O Notícias do Dia foi até o Circo Maximus para ver o que rola dentro e fora da grande lona da magia, e conhecer as histórias de vida de quem faz o espetáculo acontecer

Windson Prado
Joinville
10/12/2016 às 14H58

A arte é milenar, surgiu na época do povo romano e até hoje se mantém bastante viva, mesmo em tempos de entretenimento à la carte, como a internet, Netflix, Youtube, redes sociais, televisões e canais a cabo. A arte circense segue pulsante,tanto nos corações dos artistas, quanto no do público, e neste tempo todo, sem perder a sua essência: a de despertar suspiros, emoções e risos na plateia.

O Circo Maximus, que se apresenta em Joinville, é uma franquia do ator Marcos Frota - Carlos Junior/ND
O Circo Maximus, que se apresenta em Joinville, é uma franquia do ator Marcos Frota - Carlos Junior/ND



Mas para continuar atraindo espectadores, o mundo do picadeiro precisa se reinventar, a cada geração. Hoje, os espetáculos são muito diferentes dos vistos pelos seus paise avós, por exemplo. Muitas vezes é a tecnologia quem dá o toque final inovador às apresentações que encantam tanta gente.

Há 15 dias, uma trupe com mais de 65 pessoas, entre eles 32 artistas, está em Joinville. Trata-se do Circo Maximus, instalado na rua Inácio Bastos,no bairro Bucarein, para uma temporada. A equipe de reportagem do Notícias do Dia foi até lá, para conferir o que rola dentro e fora da grande lona da magia e conhecer as histórias de vida de quem faz o espetáculo acontecer. Confira!

O Circo Maximus

O Maximus que está em Joinville é um circo de Maringá (PR) e pertence à família Maximus. Está na segunda geração e faz parte da franquia da rede Marcos Frota de Circo.A família Máximos também tem outra lona, atualmente instalada na cidade mineira de Pouso Alegre (MG). O produtor e artista circense Atila Pena, 47 anos, é quem abriu as portas do circo que está em Joinville.

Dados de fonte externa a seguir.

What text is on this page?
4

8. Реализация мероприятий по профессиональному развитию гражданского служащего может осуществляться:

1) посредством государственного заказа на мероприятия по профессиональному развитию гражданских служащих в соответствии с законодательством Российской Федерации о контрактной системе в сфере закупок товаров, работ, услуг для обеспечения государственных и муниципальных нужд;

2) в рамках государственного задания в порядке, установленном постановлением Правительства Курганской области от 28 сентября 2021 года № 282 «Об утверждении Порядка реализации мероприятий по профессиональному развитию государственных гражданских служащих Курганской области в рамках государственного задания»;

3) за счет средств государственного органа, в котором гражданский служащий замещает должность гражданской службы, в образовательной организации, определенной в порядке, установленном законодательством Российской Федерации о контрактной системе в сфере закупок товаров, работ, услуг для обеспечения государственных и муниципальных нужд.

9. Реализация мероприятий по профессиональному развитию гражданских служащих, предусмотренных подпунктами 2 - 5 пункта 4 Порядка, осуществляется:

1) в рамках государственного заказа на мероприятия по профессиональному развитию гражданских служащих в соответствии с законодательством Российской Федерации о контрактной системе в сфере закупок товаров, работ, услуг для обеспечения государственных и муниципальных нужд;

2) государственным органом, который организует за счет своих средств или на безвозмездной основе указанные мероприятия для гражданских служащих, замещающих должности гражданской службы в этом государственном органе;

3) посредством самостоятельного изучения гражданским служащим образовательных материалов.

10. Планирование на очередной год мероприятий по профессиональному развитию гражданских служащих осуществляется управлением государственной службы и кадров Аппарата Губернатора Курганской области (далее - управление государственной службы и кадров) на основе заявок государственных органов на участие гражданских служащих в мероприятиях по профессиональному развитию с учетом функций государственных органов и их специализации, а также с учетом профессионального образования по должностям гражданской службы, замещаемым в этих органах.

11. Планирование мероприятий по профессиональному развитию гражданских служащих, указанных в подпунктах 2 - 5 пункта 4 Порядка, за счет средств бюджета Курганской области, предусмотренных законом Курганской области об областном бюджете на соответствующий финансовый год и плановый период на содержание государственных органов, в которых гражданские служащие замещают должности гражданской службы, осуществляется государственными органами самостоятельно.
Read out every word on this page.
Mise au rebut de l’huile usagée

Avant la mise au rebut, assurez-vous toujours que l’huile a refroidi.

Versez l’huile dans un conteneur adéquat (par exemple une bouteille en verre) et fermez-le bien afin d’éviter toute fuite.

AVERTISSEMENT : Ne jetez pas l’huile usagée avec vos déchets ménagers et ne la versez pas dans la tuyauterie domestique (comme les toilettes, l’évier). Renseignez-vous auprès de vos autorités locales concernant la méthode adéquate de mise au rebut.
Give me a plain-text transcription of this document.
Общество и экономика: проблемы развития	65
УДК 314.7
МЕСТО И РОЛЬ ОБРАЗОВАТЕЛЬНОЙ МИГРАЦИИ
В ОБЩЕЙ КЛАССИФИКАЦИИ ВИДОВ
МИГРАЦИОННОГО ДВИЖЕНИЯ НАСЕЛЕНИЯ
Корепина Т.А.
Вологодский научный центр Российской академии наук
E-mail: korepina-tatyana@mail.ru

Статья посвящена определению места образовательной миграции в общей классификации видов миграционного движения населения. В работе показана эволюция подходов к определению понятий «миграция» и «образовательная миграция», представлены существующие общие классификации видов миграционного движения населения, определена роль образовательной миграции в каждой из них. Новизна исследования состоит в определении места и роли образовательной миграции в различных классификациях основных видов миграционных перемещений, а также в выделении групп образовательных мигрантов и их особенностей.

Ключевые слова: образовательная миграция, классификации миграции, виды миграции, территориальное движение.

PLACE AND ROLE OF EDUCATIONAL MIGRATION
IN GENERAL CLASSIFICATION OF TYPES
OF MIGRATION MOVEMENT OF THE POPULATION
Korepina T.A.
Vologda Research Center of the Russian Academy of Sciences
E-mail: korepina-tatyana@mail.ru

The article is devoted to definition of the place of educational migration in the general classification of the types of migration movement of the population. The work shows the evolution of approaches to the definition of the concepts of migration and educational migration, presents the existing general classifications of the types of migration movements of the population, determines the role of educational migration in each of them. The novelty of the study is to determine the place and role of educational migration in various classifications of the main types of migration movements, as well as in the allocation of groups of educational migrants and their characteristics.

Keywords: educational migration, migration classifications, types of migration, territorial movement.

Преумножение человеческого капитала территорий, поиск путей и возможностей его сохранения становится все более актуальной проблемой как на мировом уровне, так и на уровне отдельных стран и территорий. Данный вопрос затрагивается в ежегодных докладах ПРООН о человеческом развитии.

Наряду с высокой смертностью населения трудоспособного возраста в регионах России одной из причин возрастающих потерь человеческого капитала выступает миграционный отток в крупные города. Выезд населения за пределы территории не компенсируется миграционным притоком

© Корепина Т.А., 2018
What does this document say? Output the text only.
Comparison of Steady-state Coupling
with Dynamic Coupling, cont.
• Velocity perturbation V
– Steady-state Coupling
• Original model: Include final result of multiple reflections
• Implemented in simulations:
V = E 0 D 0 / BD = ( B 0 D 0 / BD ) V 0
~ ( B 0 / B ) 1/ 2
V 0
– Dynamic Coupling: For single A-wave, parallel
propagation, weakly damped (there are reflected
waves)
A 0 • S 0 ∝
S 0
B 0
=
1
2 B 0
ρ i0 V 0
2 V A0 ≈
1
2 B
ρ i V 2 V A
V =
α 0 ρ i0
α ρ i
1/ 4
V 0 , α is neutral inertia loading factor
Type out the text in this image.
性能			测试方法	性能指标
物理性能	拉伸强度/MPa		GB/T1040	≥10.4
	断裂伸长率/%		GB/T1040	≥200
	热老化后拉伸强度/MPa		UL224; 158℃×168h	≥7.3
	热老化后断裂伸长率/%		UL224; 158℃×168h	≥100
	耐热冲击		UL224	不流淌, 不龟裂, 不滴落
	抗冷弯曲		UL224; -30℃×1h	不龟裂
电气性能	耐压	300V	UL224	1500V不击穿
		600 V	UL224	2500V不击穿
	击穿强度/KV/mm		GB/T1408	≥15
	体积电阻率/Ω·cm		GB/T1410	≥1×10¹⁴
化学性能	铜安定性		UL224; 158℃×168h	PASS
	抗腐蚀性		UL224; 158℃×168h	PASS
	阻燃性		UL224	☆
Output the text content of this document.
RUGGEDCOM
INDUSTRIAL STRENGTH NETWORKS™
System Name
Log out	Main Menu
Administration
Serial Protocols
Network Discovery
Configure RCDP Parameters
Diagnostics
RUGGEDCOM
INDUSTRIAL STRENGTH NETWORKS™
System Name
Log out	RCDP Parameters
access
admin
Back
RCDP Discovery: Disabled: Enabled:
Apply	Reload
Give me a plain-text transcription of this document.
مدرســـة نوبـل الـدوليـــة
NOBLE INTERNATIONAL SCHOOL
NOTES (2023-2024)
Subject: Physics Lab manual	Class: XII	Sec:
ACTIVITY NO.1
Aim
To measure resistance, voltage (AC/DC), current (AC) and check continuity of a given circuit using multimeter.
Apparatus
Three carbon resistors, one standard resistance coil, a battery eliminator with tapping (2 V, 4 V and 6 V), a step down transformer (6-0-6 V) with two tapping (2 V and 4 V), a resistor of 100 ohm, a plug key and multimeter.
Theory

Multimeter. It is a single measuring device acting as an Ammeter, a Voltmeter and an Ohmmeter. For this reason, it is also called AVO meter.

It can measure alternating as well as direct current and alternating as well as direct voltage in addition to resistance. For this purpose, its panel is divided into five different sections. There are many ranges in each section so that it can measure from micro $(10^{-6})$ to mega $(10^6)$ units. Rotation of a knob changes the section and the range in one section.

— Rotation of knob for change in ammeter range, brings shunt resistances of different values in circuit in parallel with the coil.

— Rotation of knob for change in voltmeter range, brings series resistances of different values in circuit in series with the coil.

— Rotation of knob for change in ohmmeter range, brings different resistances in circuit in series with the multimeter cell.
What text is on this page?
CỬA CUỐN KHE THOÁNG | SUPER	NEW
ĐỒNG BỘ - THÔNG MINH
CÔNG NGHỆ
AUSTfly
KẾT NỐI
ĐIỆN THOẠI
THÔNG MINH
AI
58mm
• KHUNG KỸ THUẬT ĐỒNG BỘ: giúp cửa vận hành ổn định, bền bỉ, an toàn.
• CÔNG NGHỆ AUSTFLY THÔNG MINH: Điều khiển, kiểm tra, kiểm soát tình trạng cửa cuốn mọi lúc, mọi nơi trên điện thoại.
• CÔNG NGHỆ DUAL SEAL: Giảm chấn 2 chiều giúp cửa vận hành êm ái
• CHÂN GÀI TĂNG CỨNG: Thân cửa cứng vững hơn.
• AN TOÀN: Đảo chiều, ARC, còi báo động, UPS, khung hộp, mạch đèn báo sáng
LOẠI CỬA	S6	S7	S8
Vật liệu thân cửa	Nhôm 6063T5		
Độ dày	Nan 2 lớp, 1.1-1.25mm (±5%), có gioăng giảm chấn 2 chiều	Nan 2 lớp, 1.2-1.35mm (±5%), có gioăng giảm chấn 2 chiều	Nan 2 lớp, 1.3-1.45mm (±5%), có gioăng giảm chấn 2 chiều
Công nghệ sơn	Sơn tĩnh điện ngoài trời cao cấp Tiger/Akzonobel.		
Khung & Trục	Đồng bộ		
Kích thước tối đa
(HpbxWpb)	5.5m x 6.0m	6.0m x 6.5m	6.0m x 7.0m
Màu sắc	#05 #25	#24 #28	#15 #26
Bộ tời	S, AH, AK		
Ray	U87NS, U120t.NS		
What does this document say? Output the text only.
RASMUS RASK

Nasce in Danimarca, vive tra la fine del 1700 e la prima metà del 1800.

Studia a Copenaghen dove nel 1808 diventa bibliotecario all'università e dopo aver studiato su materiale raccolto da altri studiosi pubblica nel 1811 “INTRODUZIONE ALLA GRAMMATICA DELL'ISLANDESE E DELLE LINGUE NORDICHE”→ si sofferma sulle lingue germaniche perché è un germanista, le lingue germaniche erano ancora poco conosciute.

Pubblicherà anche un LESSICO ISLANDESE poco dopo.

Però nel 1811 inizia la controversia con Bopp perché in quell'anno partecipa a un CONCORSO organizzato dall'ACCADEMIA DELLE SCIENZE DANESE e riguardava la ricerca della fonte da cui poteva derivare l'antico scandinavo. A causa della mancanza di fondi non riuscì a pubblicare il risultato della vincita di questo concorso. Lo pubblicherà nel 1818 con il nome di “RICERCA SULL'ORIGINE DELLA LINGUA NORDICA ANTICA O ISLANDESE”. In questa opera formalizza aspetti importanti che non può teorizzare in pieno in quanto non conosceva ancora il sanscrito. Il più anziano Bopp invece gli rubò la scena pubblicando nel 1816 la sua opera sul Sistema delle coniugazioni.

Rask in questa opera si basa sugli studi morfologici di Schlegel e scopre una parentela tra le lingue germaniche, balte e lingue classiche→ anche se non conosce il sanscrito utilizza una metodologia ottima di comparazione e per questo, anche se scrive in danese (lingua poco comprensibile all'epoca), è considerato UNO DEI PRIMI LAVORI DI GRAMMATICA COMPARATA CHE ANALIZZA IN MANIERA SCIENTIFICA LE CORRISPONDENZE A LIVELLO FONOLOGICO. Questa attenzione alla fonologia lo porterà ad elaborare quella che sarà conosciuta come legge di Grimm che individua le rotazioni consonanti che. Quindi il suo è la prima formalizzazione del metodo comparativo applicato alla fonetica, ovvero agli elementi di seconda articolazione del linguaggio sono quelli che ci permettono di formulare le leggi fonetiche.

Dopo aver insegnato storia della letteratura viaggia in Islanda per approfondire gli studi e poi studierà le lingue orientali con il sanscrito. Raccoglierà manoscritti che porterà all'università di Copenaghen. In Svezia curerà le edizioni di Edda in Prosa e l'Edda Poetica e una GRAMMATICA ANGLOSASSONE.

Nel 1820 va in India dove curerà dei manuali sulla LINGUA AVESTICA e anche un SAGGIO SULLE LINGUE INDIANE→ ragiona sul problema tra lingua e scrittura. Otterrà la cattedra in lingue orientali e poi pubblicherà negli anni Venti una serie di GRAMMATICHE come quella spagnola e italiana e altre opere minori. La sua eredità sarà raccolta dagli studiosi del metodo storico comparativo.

Atila é do Estado de São Paulo e nasceu no mundo do circo. Hoje, vive no Maximus com a mulher e a filha. “Nasci no circo e desde pequeno aprendi a amar esta vida. Já fui palhaço, malabarista e fiz globo da morte, mas hoje minha arte está na produção e divulgação dos espetáculos. Deixei os picadeiros para os mais novos, como a minha filha Lorena. No circo é assim: a arte é transmitida a cada geração”, explica Pena.

Para ele, é isso que faz com que a essência do mundo do circo seja preservada. “O circo surgiu há muito tempo, sempre com objetivo de entreter. Da época de Roma até hoje, muita coisa mudou. O circo foi arena de gladiadores, palco de rodeio, duplas sertanejas, apresentações com números de animais e de artistas. Mas se tem uma coisa que vem sendo preservada neste tempo todo é a função do circo: levar alegria, diversão ao público. É isso que transmitimos às futuras gerações”, comenta o produtor.

Hoje, o Maximus conta com 64 pessoas, destas 32 são artistas. No palco, a presença dos mais novos é bastante nítida durante o espetáculo de quase duas horas. Nos números, é comum ver um pai ou uma mãe auxiliando os artistas. É o que destaca a filha de Átila, a contorcionista Lorena Beatriz Pena, 22. “Os mais velhos formam os mais novos, compartilhando técnicas e experiências. Eu e os artistas que conheço não acreditamos nesta história de que o circo está envelhecendo. Temos visto uma nova geração, que tem carinho e devoção muito grande em manter esta tradição”, acredita ela.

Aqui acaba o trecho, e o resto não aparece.